Friday morning we had to check into the CDC at 5:30 AM, so we caught our shuttle at 4:45 AM. We had another round of safety briefs, and had all of our luggage and ourselves weighed (fun). Then we took a shuttle out to the Spirit of the Medal of Honor, the C-17 taking us down to Antarctica. The C-17 is the second largest US Air Force plane, and is mostly used for cargo. There are only small portals to look out of the plane. The seats are fold-down seats mounted to the sides of the aircraft and face the other side of the plane, not forward. It turns out that the C-17 is such a large aircraft that the ride was actually very smooth. I did get to go up to the cockpit of the plane and take some pictures out of the front windows.


Arriving in Antarctica. Everybody must wear their outer layers of ECW gear during the plane ride and landing. You can see the white ‘bunny boots’. Most of the plane holds cargo, and there were only ~15 people on our flight, which is small for this time of year.

The flight takes 5 hours to reach Antarctica. McMurdo station is not actually located on the continent, but is on Ross Island which is the furthest point south accessible by sea. Ross Island is surrounded by a permanent ice shelf (Ross Ice Shelf), which is where the Long Duration Balloon (LDB) hangars are.The plane lands on the ice shelf on regular tires, not on skis. McMurdo has ~1000 people in the summer and ~200 people in the winter. It is the largest of any base in Antarctica. It is 77 degrees south, almost directly underneath New Zealand (2500 miles to the north). It is still another 900 miles down to the South Pole. There is a smaller American base at the Pole, and one on the Antarctic Peninsula underneath Chile/Argentina. The average summer temperature is between 0-25 F, but the wind chill often makes it feel much colder. The South Pole is approximately 10,000 ft in elevation, and so there are gravitationally-driven winds coming off the continent making it very windy most of the time. It will still snow in the summer, although it is much colder, stormier, and snowier in the winter.
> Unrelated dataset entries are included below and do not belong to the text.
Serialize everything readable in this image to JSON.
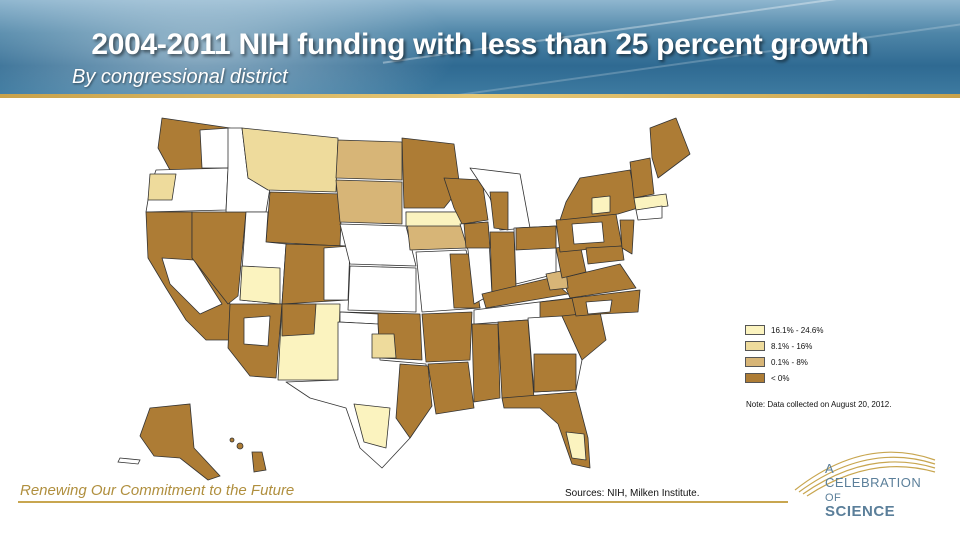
{
  "header": {
    "title": "2004-2011 NIH funding with less than 25 percent growth",
    "subtitle": "By congressional district"
  },
  "legend": {
    "items": [
      {
        "label": "16.1% - 24.6%",
        "color": "#fbf3bf"
      },
      {
        "label": "8.1% - 16%",
        "color": "#eedb9c"
      },
      {
        "label": "0.1% - 8%",
        "color": "#d7b577"
      },
      {
        "label": "< 0%",
        "color": "#ad7c35"
      }
    ],
    "note": "Note: Data collected on August 20, 2012."
  },
  "colors": {
    "no_data": "#ffffff",
    "outline": "#333333",
    "accent_gold": "#c8a650",
    "header_blue": "#2f6a92"
  },
  "footer": {
    "tagline": "Renewing Our Commitment to the Future",
    "sources": "Sources: NIH, Milken Institute."
  },
  "logo": {
    "line1": "A",
    "line2": "CELEBRATION",
    "line3_prefix": "OF",
    "line3_word": "SCIENCE"
  }
}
McMurdo station as seen from the tip of Observation Hill. You can see that a lot of the snow melts in the summer. Ross Island is volcanic, ansd so the rocks and dirt are all very dark and absorb heat easily. By the end of January, a lot of the sea ice will melt as well.
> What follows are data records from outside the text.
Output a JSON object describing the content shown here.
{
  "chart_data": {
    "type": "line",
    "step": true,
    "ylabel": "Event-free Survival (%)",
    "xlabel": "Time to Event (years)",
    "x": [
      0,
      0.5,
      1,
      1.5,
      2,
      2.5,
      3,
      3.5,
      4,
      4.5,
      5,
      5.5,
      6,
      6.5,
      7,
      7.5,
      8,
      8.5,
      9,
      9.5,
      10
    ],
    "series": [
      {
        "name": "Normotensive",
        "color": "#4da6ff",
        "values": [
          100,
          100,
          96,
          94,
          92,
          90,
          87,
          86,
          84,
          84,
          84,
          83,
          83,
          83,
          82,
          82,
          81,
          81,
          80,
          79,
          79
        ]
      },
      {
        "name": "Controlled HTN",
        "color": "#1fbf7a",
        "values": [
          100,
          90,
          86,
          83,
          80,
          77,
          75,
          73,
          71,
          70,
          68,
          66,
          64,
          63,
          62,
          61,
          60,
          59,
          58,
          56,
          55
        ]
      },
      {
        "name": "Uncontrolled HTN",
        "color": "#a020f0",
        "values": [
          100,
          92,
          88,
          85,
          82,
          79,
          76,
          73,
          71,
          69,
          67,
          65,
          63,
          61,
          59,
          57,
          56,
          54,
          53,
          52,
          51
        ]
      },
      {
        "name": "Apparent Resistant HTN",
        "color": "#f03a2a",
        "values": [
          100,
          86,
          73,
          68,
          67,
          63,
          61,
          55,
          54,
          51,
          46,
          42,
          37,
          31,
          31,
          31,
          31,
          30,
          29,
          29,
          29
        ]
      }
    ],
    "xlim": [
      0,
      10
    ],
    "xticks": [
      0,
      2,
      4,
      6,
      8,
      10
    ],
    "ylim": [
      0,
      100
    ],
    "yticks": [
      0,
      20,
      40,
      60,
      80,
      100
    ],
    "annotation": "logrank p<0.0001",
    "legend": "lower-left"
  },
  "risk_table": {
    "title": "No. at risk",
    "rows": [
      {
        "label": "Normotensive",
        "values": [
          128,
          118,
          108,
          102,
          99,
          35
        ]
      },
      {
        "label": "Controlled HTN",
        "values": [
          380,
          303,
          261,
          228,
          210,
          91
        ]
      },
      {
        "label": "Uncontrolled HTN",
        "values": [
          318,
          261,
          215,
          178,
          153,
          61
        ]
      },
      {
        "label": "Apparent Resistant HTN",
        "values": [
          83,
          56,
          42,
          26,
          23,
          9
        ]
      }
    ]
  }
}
Boarding the Kress transport vehicle after we landed. We take the Kress to the LDB balloon hangar every day as well.


Glacier on the continent of Antarctica. It was beautifully lit from a part in the clouds.


Helicopter about to land at McMurdo.

After we had settled into our rooms, Chris and I took a hike up Observation Hill, which was used by Scott and his crew began their voyage in 1911. There is a cross at the top as a monument to those who perished returning from the south pole during the expedition.
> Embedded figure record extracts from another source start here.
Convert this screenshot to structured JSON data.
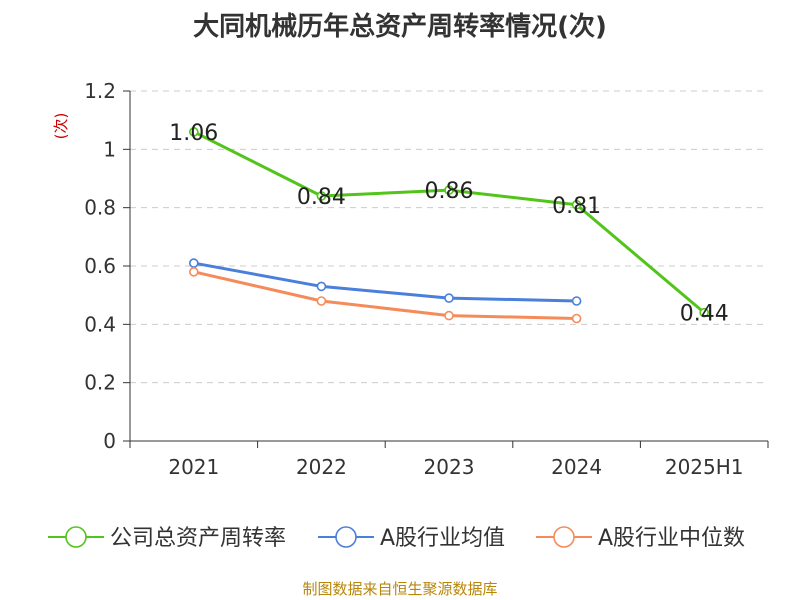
{
  "chart_data": {
    "type": "line",
    "title": "大同机械历年总资产周转率情况(次)",
    "ylabel": "(次)",
    "xlabel": "",
    "categories": [
      "2021",
      "2022",
      "2023",
      "2024",
      "2025H1"
    ],
    "ylim": [
      0,
      1.2
    ],
    "yticks": [
      "0",
      "0.2",
      "0.4",
      "0.6",
      "0.8",
      "1",
      "1.2"
    ],
    "grid": true,
    "legend_position": "bottom",
    "series": [
      {
        "name": "公司总资产周转率",
        "color": "#52c41a",
        "values": [
          1.06,
          0.84,
          0.86,
          0.81,
          0.44
        ],
        "labels": [
          "1.06",
          "0.84",
          "0.86",
          "0.81",
          "0.44"
        ]
      },
      {
        "name": "A股行业均值",
        "color": "#4a7fdb",
        "values": [
          0.61,
          0.53,
          0.49,
          0.48,
          null
        ]
      },
      {
        "name": "A股行业中位数",
        "color": "#f58b5a",
        "values": [
          0.58,
          0.48,
          0.43,
          0.42,
          null
        ]
      }
    ]
  },
  "source_note": "制图数据来自恒生聚源数据库"
}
Panoramic view from on top of Observation Hill.

The ballooning facility is located ~10 miles from the McMurdo base on the Ross Ice Shelf. It is called LDB for Long Duration Ballooning facility. There are two hangars, each with a different balloon project. There are several other supporting buildings and offices at the camp. The launch pad is behind the hangars and stretches in a circular pattern with a diameter of 2000 ft along the ice shelf. The ice is about 30 yards thick here and is permanent year round, unlike sea ice which is much thinner and recedes throughout the summer. The exact location of the LDB changes slightly each ear as the ice shifts. The buses must traverse a crevasse field on their way to and from base.


Welcome flags at LDB field location.


The LDB balloon station. STO-2 is in the right hangar this year. The launch area is behind everything.


Mt. Erebus as seen from LDB. It is an active volcano, and sometimes you can see ash coming out of the top. While it looks close, it takes nearly a day to reach the base by snowmobile.


Weddell seal basking in the midnight sun. There is 24 hours of daylight at this time of year in McMurdo. This picture was taken at ~8 PM.

I am still getting settled into life on the base and preparing for launch. I will post again soon about the progress of the pre-flight assembly.